Subramanian (??? – 24 April 1991), known professionally as Rajasekhar (/rɑːdʒəseɪkər/) was an Indian film director and screenwriter who was active mainly in Tamil cinema during the 1980s. He also directed films in Telugu, Kannada and Hindi.

== Early life and career ==
Rajasekhar was born as Subramanian in Nattarasankottai in the then Ramanathapuram district and was a Bachelor of Science graduate. Prior to his entry in films, he was working in government department and few people encouraged him to write scripts as they felt he had a creator in him he then left the job and he wrote story for the 1977 release Naam Pirandha Mann. It was Rajinikanth who gave Subramanian the name Rajasekhar. He worked as assistant director to M. A. Kaja and Rama Narayanan. He made his directorial debut with Hunnimeya Rathriyalli in Kannada based on their story while Kanneer Pookkal was his debut in Tamil.

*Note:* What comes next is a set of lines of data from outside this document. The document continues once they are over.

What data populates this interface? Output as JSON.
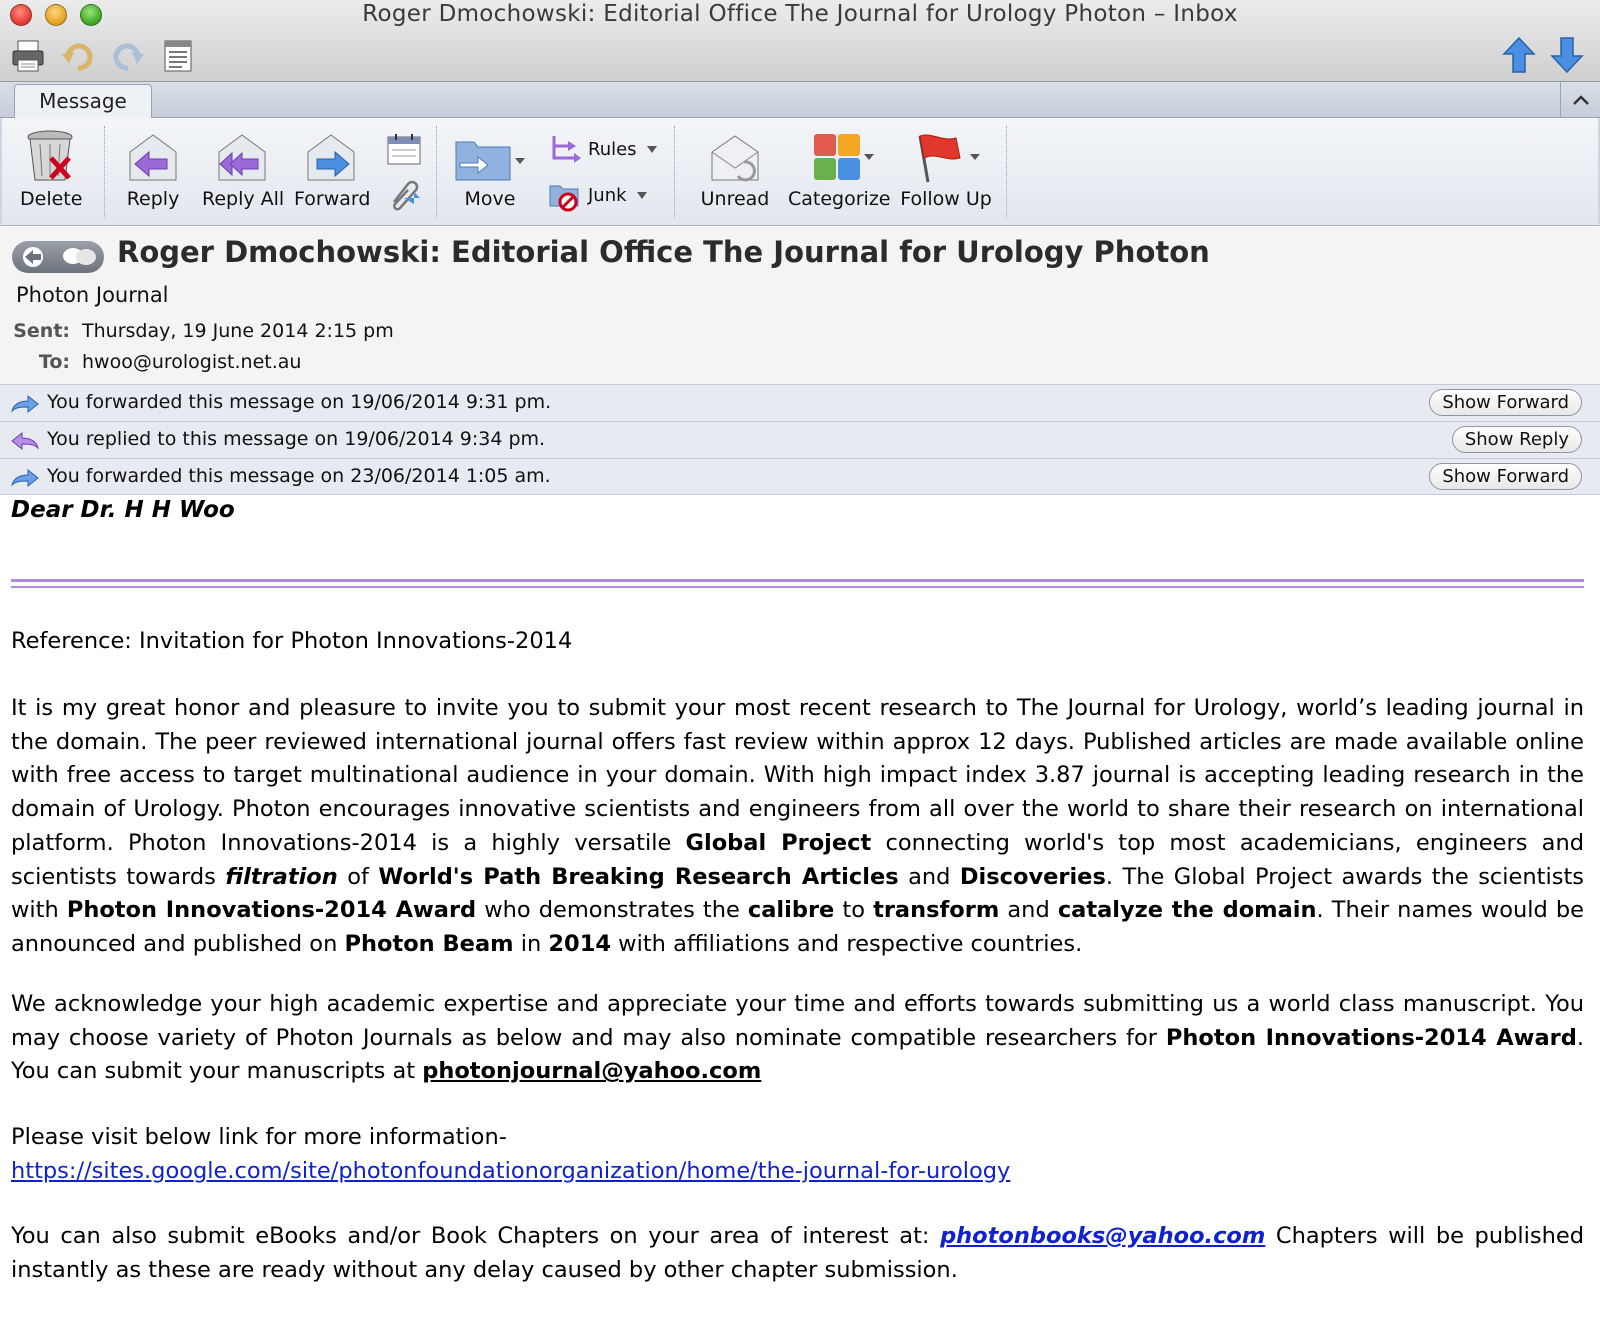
{
  "window": {
    "title": "Roger Dmochowski: Editorial Office The Journal for Urology Photon – Inbox"
  },
  "tabs": {
    "message": "Message"
  },
  "ribbon": {
    "delete": "Delete",
    "reply": "Reply",
    "reply_all": "Reply All",
    "forward": "Forward",
    "move": "Move",
    "rules": "Rules",
    "junk": "Junk",
    "unread": "Unread",
    "categorize": "Categorize",
    "follow_up": "Follow Up"
  },
  "header": {
    "subject": "Roger Dmochowski: Editorial Office The Journal for Urology Photon",
    "from": "Photon Journal",
    "sent_label": "Sent:",
    "sent_value": "Thursday, 19 June 2014 2:15 pm",
    "to_label": "To:",
    "to_value": "hwoo@urologist.net.au"
  },
  "notices": [
    {
      "text": "You forwarded this message on 19/06/2014 9:31 pm.",
      "button": "Show Forward"
    },
    {
      "text": "You replied to this message on 19/06/2014 9:34 pm.",
      "button": "Show Reply"
    },
    {
      "text": "You forwarded this message on 23/06/2014 1:05 am.",
      "button": "Show Forward"
    }
  ],
  "body": {
    "greeting": "Dear Dr. H H Woo",
    "reference": "Reference: Invitation for Photon Innovations-2014",
    "main": {
      "t1": "It is my great honor and pleasure to invite you to submit your most recent research to The Journal for Urology, world’s leading journal in the domain. The peer reviewed international journal offers fast review within approx 12 days. Published articles are made available online with free access to target multinational audience in your domain. With high impact index 3.87 journal is accepting leading research in the domain of Urology. Photon encourages innovative scientists and engineers from all over the world to share their research on international platform. Photon Innovations-2014 is a highly versatile ",
      "b1": "Global Project",
      "t2": " connecting world's top most academicians, engineers and scientists towards ",
      "bi1": "filtration",
      "t3": " of ",
      "b2": "World's Path Breaking Research Articles",
      "t4": " and ",
      "b3": "Discoveries",
      "t5": ". The Global Project awards the scientists with ",
      "b4": "Photon Innovations-2014 Award",
      "t6": " who demonstrates the ",
      "b5": "calibre",
      "t7": " to ",
      "b6": "transform",
      "t8": " and ",
      "b7": "catalyze the domain",
      "t9": ". Their names would be announced and published on ",
      "b8": "Photon Beam",
      "t10": " in ",
      "b9": "2014",
      "t11": " with affiliations and respective countries."
    },
    "ack": {
      "t1": "We acknowledge your high academic expertise and appreciate your time and efforts towards submitting us a world class manuscript. You may choose variety of Photon Journals as below and may also nominate compatible researchers for ",
      "b1": "Photon Innovations-2014 Award",
      "t2": ". You can submit your manuscripts at ",
      "email": "photonjournal@yahoo.com"
    },
    "visit": {
      "text": "Please visit below link for more information-",
      "url": "https://sites.google.com/site/photonfoundationorganization/home/the-journal-for-urology"
    },
    "books": {
      "t1": "You can also submit eBooks and/or Book Chapters on your area of interest at: ",
      "email": "photonbooks@yahoo.com",
      "t2": " Chapters will be published instantly as these are ready without any delay caused by other chapter submission."
    }
  },
  "colors": {
    "divider": "#b48ae0",
    "link": "#1122cc"
  }
}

Rajasekhar frequently collaborated with Rajinikanth and Kamal Haasan. With the former he directed Gangvaa, Thambikku Entha Ooru, Padikkadavan, Maaveeran Maapillai and Dharma Durai; with the latter he directed Kaakki Sattai and Vikram. Rajasekhar's other major credits include Malaiyoor Mambattiyan, Eetti, Cooliekkaran, Paatti Sollai Thattathe and its Telugu remake Baamma Maata Bangaru Baata.

== Filmography ==
- Films directed

| Year | Film | Language |
|---|---|---|
| 1980 | Hunnimeya Rathriyalli | Kannada |
| 1981 | Punnami Naagu | Telugu |
| 1981 | Kanneer Pookkal | Tamil |
| 1981 | Jeene Ki Arzoo | Hindi |
| 1982 | Amma | Tamil |
| 1983 | Malaiyoor Mambattiyan | Tamil |
| 1984 | Thambikku Entha Ooru | Tamil |
| 1984 | Gangvaa | Hindi |
| 1985 | Eetti | Tamil |
| 1985 | Padikkadavan | Tamil |
| 1985 | Kaakki Sattai | Tamil |
| 1986 | Vikram | Tamil |
| 1986 | Kanmaniye Pesu | Tamil |
| 1986 | Murattu Karangal | Tamil |
| 1986 | Kalamellam Unn Madiyil | Tamil |
| 1986 | Lakshmi Vandhachu | Tamil |
| 1986 | Maaveeran | Tamil |
| 1987 | Cooliekkaran | Tamil |
| 1988 | Kazhugumalai Kallan | Tamil |
| 1988 | Paatti Sollai Thattathe | Tamil |
| 1989 | Baamma Maata Bangaru Baata | Telugu |
| 1989 | Karunguyil Kundram | Tamil |
| 1989 | Mappillai | Tamil |
| 1990 | Pudhu Varisu | Tamil |
| 1991 | Dharma Durai | Tamil |

- Written only
- Naam Pirandha Mann (1977) (story)
- Meenakshi Kungumam (1978) (dialogues)
- Velum Mayilum Thunai (1979) (dialogues)
- Oru Vidukadhai Oru Thodarkadhai (1979) (dialogues)

== Personal life==
Rajasekhar was married, and has a daughter and a son. Rajasekhar died in 1991, shortly after the release of his last film Dharma Durai at the age of 43.